9 de septiembre de 2011

Parque de Columpios


En el parque, las hojas de los árboles bailan la sintonía que silba el viento. Las farolas despiertan, puntuales en su cita con la noche, la Luna ya estaba esperando y las estrellas llegarán escoltando a la noche.

Aún quedan niños jugando. Hay uno en el columpio meciéndose, sentado en su esponjoso asiento y agarrado a las cadenas forradas de plástico. Cinco más hacen cola para tirarse del tobogán, cuya inclinación y barreras laterales evitan cualquier percance. Dos hermanos se balancean en un balancín de madera sin ninguna astilla y con los bordes biselados. Y en la ruleta, tres amigos intentan marearse sin éxito, pues está diseñada para que no gire muy rápida. Todo ello sobre un suelo acolchado y sin ningún arma peligrosa cerca, como chinos, piedras, palos, cuerdas sueltas (potenciales horcas), excremento de animales, tercas y tornillos al descubierto... Lo más peligroso: un balón de cuero que un imprudente padre había llevado.
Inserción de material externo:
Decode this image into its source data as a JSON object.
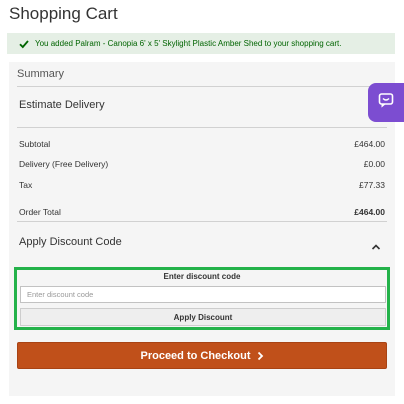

Mientras tanto a aquel niño, el que se columpiaba, le había llegado la hora de irse de aquel parque llamado “Infancia”. Iba agarrado a la áspera mano de su padre, disfrutando de la sensación de nube de algodón que le producía aquel suelo.
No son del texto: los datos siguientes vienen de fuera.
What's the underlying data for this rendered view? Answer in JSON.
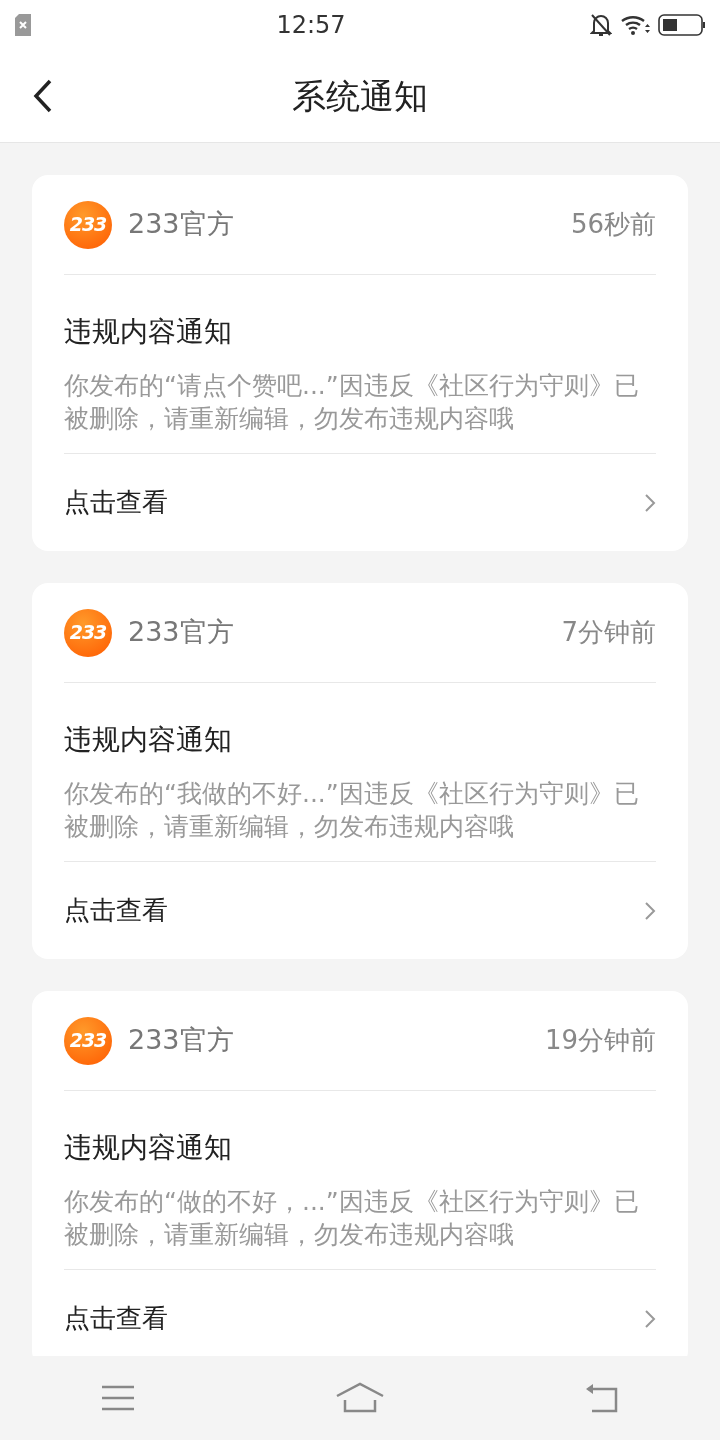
{
  "status_bar": {
    "time": "12:57"
  },
  "header": {
    "title": "系统通知"
  },
  "notifications": [
    {
      "logo_text": "233",
      "sender": "233官方",
      "time": "56秒前",
      "title": "违规内容通知",
      "body": "你发布的“请点个赞吧...”因违反《社区行为守则》已被删除，请重新编辑，勿发布违规内容哦",
      "action": "点击查看"
    },
    {
      "logo_text": "233",
      "sender": "233官方",
      "time": "7分钟前",
      "title": "违规内容通知",
      "body": "你发布的“我做的不好...”因违反《社区行为守则》已被删除，请重新编辑，勿发布违规内容哦",
      "action": "点击查看"
    },
    {
      "logo_text": "233",
      "sender": "233官方",
      "time": "19分钟前",
      "title": "违规内容通知",
      "body": "你发布的“做的不好，...”因违反《社区行为守则》已被删除，请重新编辑，勿发布违规内容哦",
      "action": "点击查看"
    }
  ]
}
Salieron a la calle y continuaron por la acera. Tan distraído iba recordando aquella fabulosa tarde, que no vio la losa ligeramente levantada del suelo. Tropezó, la mano que sostenía su padre resbaló y cayó de bruces contra el suelo.

Lloró y lloró. Cuando se recompuso un poco, pudo articular entre espasmos respiratorios:
-¿Por qué este suelo es tan duro?
-Porque éste es de verdad.- sentenció el padre.